Obesity is a well established risk factor for DR, because of its significant correlation to quality of metabolic control in patients with diabetes [40]. However, in the present cohort DR was more prevalent in the non-obese and patients with DR had a significantly lower waist circumference. It is possible that patients with DR in the present cohort had poor glycaemic control with resultant loss of weight and rapid progression of the retinopathy, resulting in DR being more prevalent in those without obesity. A similar result was observed in a small clinic based study of patients with Type-2 diabetes from Vanuatu islands, where patients with DR had a significantly lower BMI than those without [41]. Furthermore, although statistically not significant Fasting Blood Glucose values were higher in patients with DR than those without, however we lack HbA1c data to extrapolate on long term glycaemic control. Hypertension is another well known risk factor for DR [42]. However in the present cohort we did not observe a significant relationship between hypertension and prevalence of DR. In fact, DR was more prevalent in the normotensive diabetic population, although this difference was not statistically significant. In the present population with diabetes, nearly 2/3rd of the patients were hypertensive, making it likely that a high number of patients with and without DR were hypertensive irrespective of DR status.

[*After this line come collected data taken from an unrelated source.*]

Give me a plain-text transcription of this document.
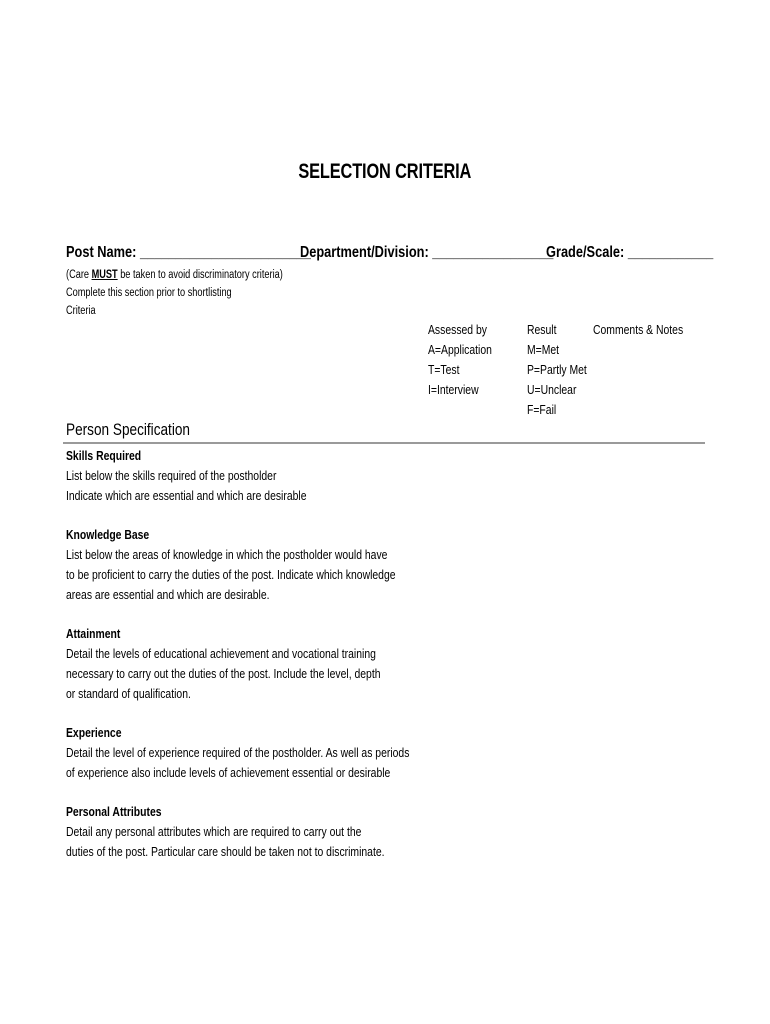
SELECTION CRITERIA
Post Name: ________________________
Department/Division: _________________
Grade/Scale: ____________
(Care MUST be taken to avoid discriminatory criteria)
Complete this section prior to shortlisting
Criteria
Assessed by
A=Application
T=Test
I=Interview
Result
M=Met
P=Partly Met
U=Unclear
F=Fail
Comments & Notes
Person Specification
Skills Required
List below the skills required of the postholder
Indicate which are essential and which are desirable
Knowledge Base
List below the areas of knowledge in which the postholder would have
to be proficient to carry the duties of the post. Indicate which knowledge
areas are essential and which are desirable.
Attainment
Detail the levels of educational achievement and vocational training
necessary to carry out the duties of the post. Include the level, depth
or standard of qualification.
Experience
Detail the level of experience required of the postholder. As well as periods
of experience also include levels of achievement essential or desirable
Personal Attributes
Detail any personal attributes which are required to carry out the
duties of the post. Particular care should be taken not to discriminate.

There are several limitations to our study; the cross sectional design limits the inference of causality and can only demonstrates an association between DR and identified risk factors. Hence, prospective follow up studies among South Asian adults with uncomplicated diabetes is required to identify risk factors for DR during subsequent follow up. The lack of fundus photographs is also a limitation, since retinal photography is the gold standard for the diagnosis of DR; it is possible that we may have missed patients with early DR, hence underestimating the prevalence. However, in resource limited settings such as in Sri Lanka, ophthalmoscopy by experienced ophthalmologists also has been shown to have acceptable sensitivity [43]. In addition the grading given by the ophthalmologist was not validated by measuring intra/inter-observer concordance. In addition since the patients with newly diagnosed diabetes were not referred for eye examination, it could have been a source of selection bias and the prevalence of DR may have been overestimated. We were also unable to evaluate data on treatment, including insulin therapy, glycaemic control and their associations with DR. Furthermore, we did not have complete data for the prevalence of nephropathy to evaluate its association with DR.

Conclusions

Our results demonstrate that nearly 1/3rd of Sri Lankan adults with self-reported diabetes are having retinopathy. Diabetic retinopathy was associated with duration of diabetes, cigarette smoking and peripheral neuropathy. However, further prospective follow up studies among South Asian adults are required to establish causality for the risk factors identified.